After Kanye West accidentally tweets his own password and his account gets taken over by BTS fans, the K-pop band’s legions of followers realize the true potential of Twitter. The hackers in their ranks go into overdrive, taking over millions of handles and replacing them all with pictures of BTS. Within two weeks 73% of Twitter is just videos of the band appearing on various chat shows around the world.
Breaking through the noise of social media is difficult. But if you can get an account with loads of followers to tweet about you, suddenly you can get the attention you’d normally have to pay a PR company for.
Case in point, Piers Morgan getting weirdly angry about Greggs’ vegan sausage roll. His outrage, and subsequent live taste testing, got the bakery chain more news attention than they expected. This led to sold out stores all over the country and days long press coverage.
No press release goes out without hours of prep on who to specifically annoy on Twitter with it. Eventually Piers is simply paid to get angry about something, leading to the rise of the ‘anti-influencer.’
Now celebrities are recruited based on how much their own outrage either outrages other people or gets lots of support. Katie Hopkins and Stephen Fry eventually get in on the action, while micro-anti-influencers spring up to wind up their specific niches.

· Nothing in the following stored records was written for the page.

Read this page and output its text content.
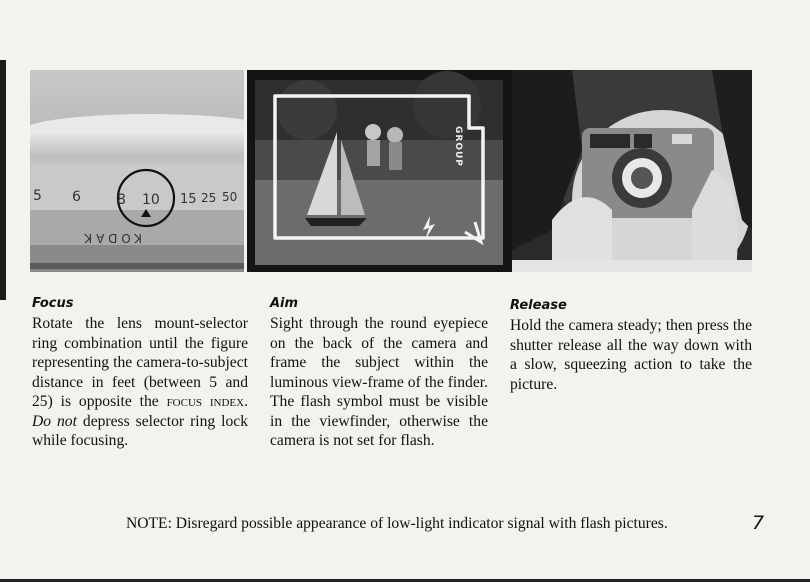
5 6	8 10 15 25 50
KODAK
GROUP
Focus

Rotate the lens mount-selector ring combination until the figure representing the camera-to-subject distance in feet (between 5 and 25) is opposite the focus index. Do not depress selector ring lock while focusing.

Aim

Sight through the round eyepiece on the back of the camera and frame the subject within the luminous view-frame of the finder. The flash symbol must be visible in the viewfinder, otherwise the camera is not set for flash.

Release

Hold the camera steady; then press the shutter release all the way down with a slow, squeezing action to take the picture.

NOTE: Disregard possible appearance of low-light indicator signal with flash pictures.	7
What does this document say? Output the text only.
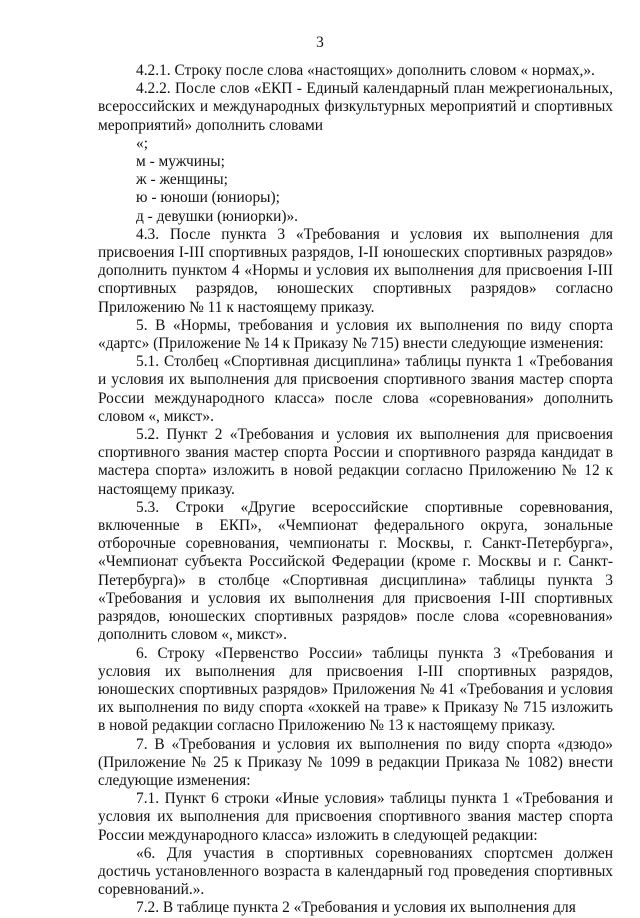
3

4.2.1. Строку после слова «настоящих» дополнить словом « нормах,».

4.2.2. После слов «ЕКП - Единый календарный план межрегиональных, всероссийских и международных физкультурных мероприятий и спортивных мероприятий» дополнить словами

«;

м - мужчины;

ж - женщины;

ю - юноши (юниоры);

д - девушки (юниорки)».

4.3. После пункта 3 «Требования и условия их выполнения для присвоения I-III спортивных разрядов, I-II юношеских спортивных разрядов» дополнить пунктом 4 «Нормы и условия их выполнения для присвоения I-III спортивных разрядов, юношеских спортивных разрядов» согласно Приложению № 11 к настоящему приказу.

5. В «Нормы, требования и условия их выполнения по виду спорта «дартс» (Приложение № 14 к Приказу № 715) внести следующие изменения:

5.1. Столбец «Спортивная дисциплина» таблицы пункта 1 «Требования и условия их выполнения для присвоения спортивного звания мастер спорта России международного класса» после слова «соревнования» дополнить словом «, микст».

5.2. Пункт 2 «Требования и условия их выполнения для присвоения спортивного звания мастер спорта России и спортивного разряда кандидат в мастера спорта» изложить в новой редакции согласно Приложению № 12 к настоящему приказу.

5.3. Строки «Другие всероссийские спортивные соревнования, включенные в ЕКП», «Чемпионат федерального округа, зональные отборочные соревнования, чемпионаты г. Москвы, г. Санкт-Петербурга», «Чемпионат субъекта Российской Федерации (кроме г. Москвы и г. Санкт-Петербурга)» в столбце «Спортивная дисциплина» таблицы пункта 3 «Требования и условия их выполнения для присвоения I-III спортивных разрядов, юношеских спортивных разрядов» после слова «соревнования» дополнить словом «, микст».

6. Строку «Первенство России» таблицы пункта 3 «Требования и условия их выполнения для присвоения I-III спортивных разрядов, юношеских спортивных разрядов» Приложения № 41 «Требования и условия их выполнения по виду спорта «хоккей на траве» к Приказу № 715 изложить в новой редакции согласно Приложению № 13 к настоящему приказу.

7. В «Требования и условия их выполнения по виду спорта «дзюдо» (Приложение № 25 к Приказу № 1099 в редакции Приказа № 1082) внести следующие изменения:

7.1. Пункт 6 строки «Иные условия» таблицы пункта 1 «Требования и условия их выполнения для присвоения спортивного звания мастер спорта России международного класса» изложить в следующей редакции:

«6. Для участия в спортивных соревнованиях спортсмен должен достичь установленного возраста в календарный год проведения спортивных соревнований.».

7.2. В таблице пункта 2 «Требования и условия их выполнения для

Ultimately this leads to products with names that simply insults someone famous, the first one being the “Piers Morgan is a Has-Been Waste of Space Chocolate Bar.’ Piers Facebook Lives himself trying one. He ends the video by screaming for 20 minutes straight.
We personally cannot wait for Bebo to come back, or for the Twitter BTS takeover. It’s obviously going to be a big year for social media in 2019.
See you all next year for another set of entirely accurate social media trends.